Погоди, погоди, при чем тут Ольвия, раскопки, открытия? Еще какая-то байка! Может быть, знаешь и о письменах народа майя? Может быть, именно ты их расшифровал? Молчи, молчи. Расскажи лучше о нашей встрече в Киеве. Наверное, с удовольствием вспоминаешь, что это ты познакомил меня с академиком Куницким. До той встречи от харьковской ночи дальше, чем до космоса. Восемь лет — это кусок жизни! А что для меня значили эти годы? Я жилы из себя тянул. Я туберкулез нажил. Представь, тот самый туберкулез, который ликвидировали как социальную болезнь.
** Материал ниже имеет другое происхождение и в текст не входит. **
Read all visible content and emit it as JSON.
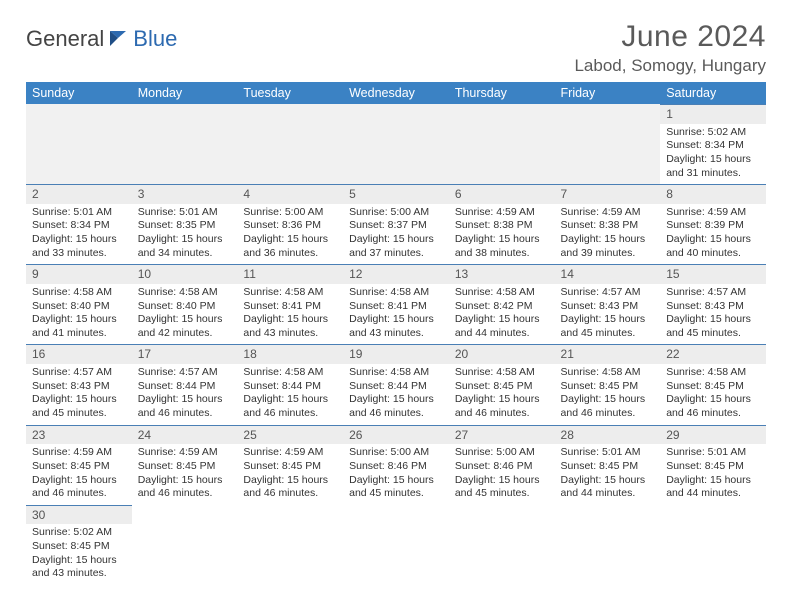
{
  "brand": {
    "part1": "General",
    "part2": "Blue"
  },
  "title": "June 2024",
  "location": "Labod, Somogy, Hungary",
  "colors": {
    "header_bg": "#3b82c4",
    "header_text": "#ffffff",
    "daynum_bg": "#ededed",
    "row_border": "#4a7fb5",
    "text": "#333333",
    "title_text": "#5a5a5a",
    "brand_dark": "#444444",
    "brand_blue": "#2d6ab0",
    "page_bg": "#ffffff"
  },
  "weekdays": [
    "Sunday",
    "Monday",
    "Tuesday",
    "Wednesday",
    "Thursday",
    "Friday",
    "Saturday"
  ],
  "leading_blanks": 6,
  "days": [
    {
      "n": "1",
      "sunrise": "5:02 AM",
      "sunset": "8:34 PM",
      "daylight": "15 hours and 31 minutes."
    },
    {
      "n": "2",
      "sunrise": "5:01 AM",
      "sunset": "8:34 PM",
      "daylight": "15 hours and 33 minutes."
    },
    {
      "n": "3",
      "sunrise": "5:01 AM",
      "sunset": "8:35 PM",
      "daylight": "15 hours and 34 minutes."
    },
    {
      "n": "4",
      "sunrise": "5:00 AM",
      "sunset": "8:36 PM",
      "daylight": "15 hours and 36 minutes."
    },
    {
      "n": "5",
      "sunrise": "5:00 AM",
      "sunset": "8:37 PM",
      "daylight": "15 hours and 37 minutes."
    },
    {
      "n": "6",
      "sunrise": "4:59 AM",
      "sunset": "8:38 PM",
      "daylight": "15 hours and 38 minutes."
    },
    {
      "n": "7",
      "sunrise": "4:59 AM",
      "sunset": "8:38 PM",
      "daylight": "15 hours and 39 minutes."
    },
    {
      "n": "8",
      "sunrise": "4:59 AM",
      "sunset": "8:39 PM",
      "daylight": "15 hours and 40 minutes."
    },
    {
      "n": "9",
      "sunrise": "4:58 AM",
      "sunset": "8:40 PM",
      "daylight": "15 hours and 41 minutes."
    },
    {
      "n": "10",
      "sunrise": "4:58 AM",
      "sunset": "8:40 PM",
      "daylight": "15 hours and 42 minutes."
    },
    {
      "n": "11",
      "sunrise": "4:58 AM",
      "sunset": "8:41 PM",
      "daylight": "15 hours and 43 minutes."
    },
    {
      "n": "12",
      "sunrise": "4:58 AM",
      "sunset": "8:41 PM",
      "daylight": "15 hours and 43 minutes."
    },
    {
      "n": "13",
      "sunrise": "4:58 AM",
      "sunset": "8:42 PM",
      "daylight": "15 hours and 44 minutes."
    },
    {
      "n": "14",
      "sunrise": "4:57 AM",
      "sunset": "8:43 PM",
      "daylight": "15 hours and 45 minutes."
    },
    {
      "n": "15",
      "sunrise": "4:57 AM",
      "sunset": "8:43 PM",
      "daylight": "15 hours and 45 minutes."
    },
    {
      "n": "16",
      "sunrise": "4:57 AM",
      "sunset": "8:43 PM",
      "daylight": "15 hours and 45 minutes."
    },
    {
      "n": "17",
      "sunrise": "4:57 AM",
      "sunset": "8:44 PM",
      "daylight": "15 hours and 46 minutes."
    },
    {
      "n": "18",
      "sunrise": "4:58 AM",
      "sunset": "8:44 PM",
      "daylight": "15 hours and 46 minutes."
    },
    {
      "n": "19",
      "sunrise": "4:58 AM",
      "sunset": "8:44 PM",
      "daylight": "15 hours and 46 minutes."
    },
    {
      "n": "20",
      "sunrise": "4:58 AM",
      "sunset": "8:45 PM",
      "daylight": "15 hours and 46 minutes."
    },
    {
      "n": "21",
      "sunrise": "4:58 AM",
      "sunset": "8:45 PM",
      "daylight": "15 hours and 46 minutes."
    },
    {
      "n": "22",
      "sunrise": "4:58 AM",
      "sunset": "8:45 PM",
      "daylight": "15 hours and 46 minutes."
    },
    {
      "n": "23",
      "sunrise": "4:59 AM",
      "sunset": "8:45 PM",
      "daylight": "15 hours and 46 minutes."
    },
    {
      "n": "24",
      "sunrise": "4:59 AM",
      "sunset": "8:45 PM",
      "daylight": "15 hours and 46 minutes."
    },
    {
      "n": "25",
      "sunrise": "4:59 AM",
      "sunset": "8:45 PM",
      "daylight": "15 hours and 46 minutes."
    },
    {
      "n": "26",
      "sunrise": "5:00 AM",
      "sunset": "8:46 PM",
      "daylight": "15 hours and 45 minutes."
    },
    {
      "n": "27",
      "sunrise": "5:00 AM",
      "sunset": "8:46 PM",
      "daylight": "15 hours and 45 minutes."
    },
    {
      "n": "28",
      "sunrise": "5:01 AM",
      "sunset": "8:45 PM",
      "daylight": "15 hours and 44 minutes."
    },
    {
      "n": "29",
      "sunrise": "5:01 AM",
      "sunset": "8:45 PM",
      "daylight": "15 hours and 44 minutes."
    },
    {
      "n": "30",
      "sunrise": "5:02 AM",
      "sunset": "8:45 PM",
      "daylight": "15 hours and 43 minutes."
    }
  ],
  "labels": {
    "sunrise": "Sunrise:",
    "sunset": "Sunset:",
    "daylight": "Daylight:"
  }
}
Ты благополучно окончил политехнический еще до войны. Я одолел диплом, харкая кровью, в сорок девятом. На вечернем отделении. Где я жил и что я делал, как кормил дочку и жену — кому это надо знать? Никому. Да еще какие-то сумасшедшие технические идеи в голове, когда и так спишь пять часов в сутки, и к черту выходные. Какие там отпуска, рыбалки, вечерние променады. Технические идеи! Перпетуум мобиле!.. Моим легким не хватало кислорода. Так же точно я задыхался из-за того, что не хватало знаний. А может быть, это и способствовало тому, что я все-таки отколол эту штуку? Это почти по анекдоту Эйнштейна. Помнишь? Ну вот и я знаю одну байку… Спросили у Эйнштейна: кто делает открытия в науке? Отвечает: чаще всего невежды. Ученый муж знает, что, к примеру, проблема икс-игрек неразрешима, и занимается своими учеными делами. А невежда тычет свой нос в этот икс-игрек, ковыряется там и — глядишь! — переворачивает все кверху ногами. Вот так и с моим изобретением…
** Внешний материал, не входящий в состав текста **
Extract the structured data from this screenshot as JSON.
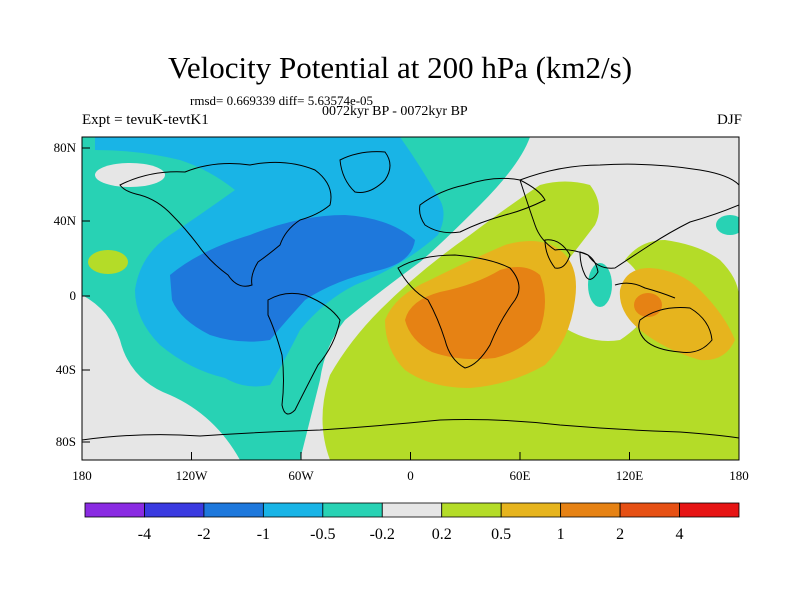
{
  "title": "Velocity Potential at 200 hPa (km2/s)",
  "stats": "rmsd= 0.669339 diff= 5.63574e-05",
  "subtitle": "0072kyr BP - 0072kyr BP",
  "experiment": "Expt = tevuK-tevtK1",
  "season": "DJF",
  "axes": {
    "x_ticks": [
      "180",
      "120W",
      "60W",
      "0",
      "60E",
      "120E",
      "180"
    ],
    "y_ticks": [
      "80N",
      "40N",
      "0",
      "40S",
      "80S"
    ]
  },
  "colorbar": {
    "labels": [
      "-4",
      "-2",
      "-1",
      "-0.5",
      "-0.2",
      "0.2",
      "0.5",
      "1",
      "2",
      "4"
    ],
    "colors": [
      "#8a2be2",
      "#3a3ae0",
      "#1e78dc",
      "#19b4e6",
      "#28d2b4",
      "#e6e6e6",
      "#b4dc28",
      "#e6b41e",
      "#e68214",
      "#e65014",
      "#e61414"
    ]
  },
  "colors": {
    "land_outline": "#000000",
    "neutral": "#e6e6e6"
  }
}
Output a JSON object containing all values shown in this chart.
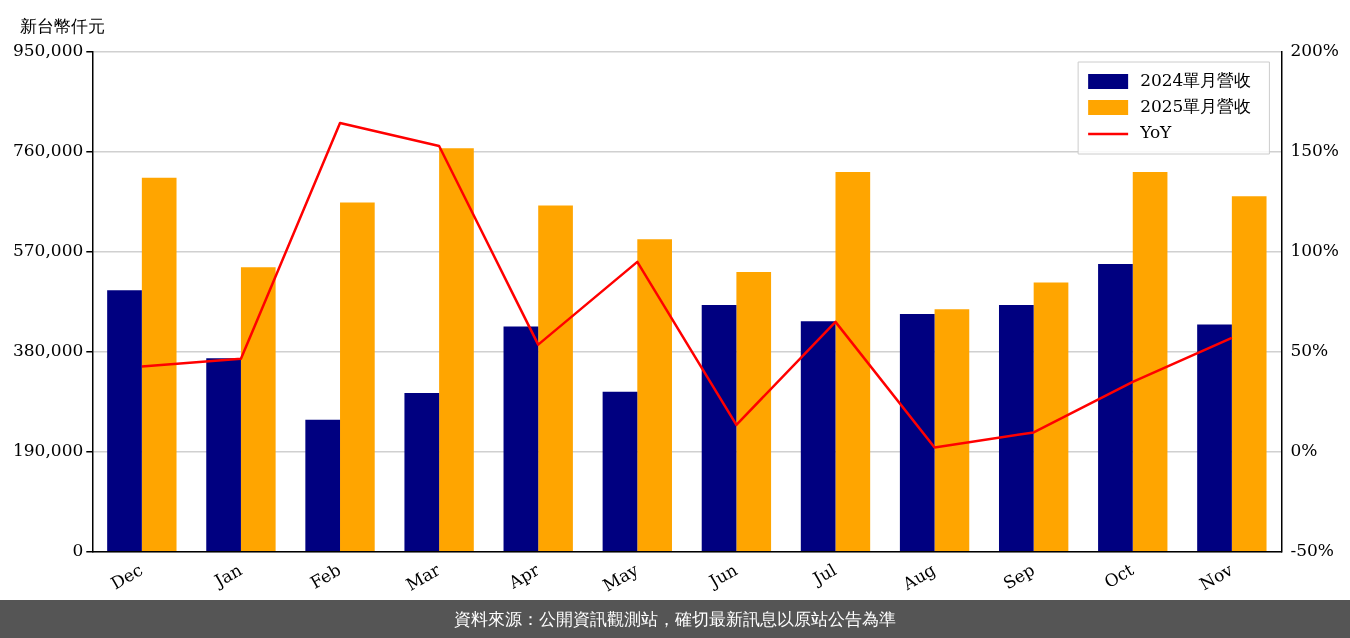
{
  "chart_data": {
    "type": "bar",
    "ylabel": "新台幣仟元",
    "categories": [
      "Dec",
      "Jan",
      "Feb",
      "Mar",
      "Apr",
      "May",
      "Jun",
      "Jul",
      "Aug",
      "Sep",
      "Oct",
      "Nov"
    ],
    "series": [
      {
        "name": "2024單月營收",
        "color": "#000080",
        "values": [
          497000,
          368000,
          251000,
          302000,
          428000,
          304000,
          469000,
          438000,
          452000,
          469000,
          547000,
          432000
        ]
      },
      {
        "name": "2025單月營收",
        "color": "#ffa500",
        "values": [
          711000,
          541000,
          664000,
          767000,
          658000,
          594000,
          532000,
          722000,
          461000,
          512000,
          722000,
          676000
        ]
      },
      {
        "name": "YoY",
        "type": "line",
        "axis": "y2",
        "color": "#ff0000",
        "values": [
          42.7,
          46.5,
          164.5,
          153,
          53.6,
          95,
          13.5,
          65,
          2.2,
          9.7,
          35,
          57
        ]
      }
    ],
    "ylim": [
      0,
      950000
    ],
    "yticks": [
      0,
      {
        "value": 190000,
        "label": "190,000"
      },
      {
        "value": 380000,
        "label": "380,000"
      },
      {
        "value": 570000,
        "label": "570,000"
      },
      {
        "value": 760000,
        "label": "760,000"
      },
      {
        "value": 950000,
        "label": "950,000"
      }
    ],
    "y2lim": [
      -50,
      200
    ],
    "y2ticks": [
      {
        "value": -50,
        "label": "-50%"
      },
      {
        "value": 0,
        "label": "0%"
      },
      {
        "value": 50,
        "label": "50%"
      },
      {
        "value": 100,
        "label": "100%"
      },
      {
        "value": 150,
        "label": "150%"
      },
      {
        "value": 200,
        "label": "200%"
      }
    ],
    "grid": "y",
    "legend": "top right",
    "marker": "none",
    "line_style": "solid",
    "annotations": [
      "資料來源：公開資訊觀測站，確切最新訊息以原站公告為準"
    ]
  }
}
Так где же это было? Где это было? Погоди! Ах да, в Киеве. У меня поджилки тряслись, когда я подошел к академику Куницкому. Светило! От него зависело все… И сейчас вижу: пышное фойе. Бородка Куницкого. Пенсне и под стеклами глаза-уголечки… Я даже не знал, что ты тоже приехал на это совещание. И вдруг ты подбегаешь, обнял меня за плечи и зачастил: «Мой земляк! Мой однокурсник! Мой друг! Рекомендую… Прошу…»
Я сжал зубы и молчу. Я даже не в состоянии был шевельнуть плечом и сбросить твою руку. А уважаемый академик смотрит и смотрит на меня своими глазами-уголечками, прожигает насквозь. Потом говорит: «Все ваши чертежи у меня. Круто вы взялись! Молодец!.. Однако будет у нас еще и разговор и спор. А что вы думаете? По гладенькой дорожке?» И ушел. А ты стал меня поздравлять. Все, мол, будет в порядке. Ты еще и еще раз напомнишь Куницкому.
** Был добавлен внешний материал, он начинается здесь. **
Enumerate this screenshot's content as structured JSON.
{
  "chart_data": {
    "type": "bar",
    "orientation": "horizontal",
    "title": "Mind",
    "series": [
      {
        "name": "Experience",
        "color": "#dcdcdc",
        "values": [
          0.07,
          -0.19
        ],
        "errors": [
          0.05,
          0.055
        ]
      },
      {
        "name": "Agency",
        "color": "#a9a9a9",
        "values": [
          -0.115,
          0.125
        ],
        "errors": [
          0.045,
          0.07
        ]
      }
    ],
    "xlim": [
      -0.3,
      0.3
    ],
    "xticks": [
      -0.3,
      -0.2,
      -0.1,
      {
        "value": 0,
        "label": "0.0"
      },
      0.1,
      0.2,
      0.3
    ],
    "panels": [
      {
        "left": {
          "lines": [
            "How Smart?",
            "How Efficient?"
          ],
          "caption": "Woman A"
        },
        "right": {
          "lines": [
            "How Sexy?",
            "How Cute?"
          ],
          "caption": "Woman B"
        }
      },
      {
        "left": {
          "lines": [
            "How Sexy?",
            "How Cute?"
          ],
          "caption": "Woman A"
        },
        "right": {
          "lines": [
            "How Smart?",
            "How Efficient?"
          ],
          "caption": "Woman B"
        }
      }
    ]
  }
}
Я молчал. Почему я молчал? Теперь могу сказать тебе откровенно: сдрейфил. Вот почему! Что-то там внутри, под ребрами, запищало тоненьким голоском: «Молчи, молчи. От Куницкого все зависит, а Андрей замолвит словечко… Не забывай, как тяжело было эти годы, не забывай». Вот так пищал тоненький голосок, и я промолчал.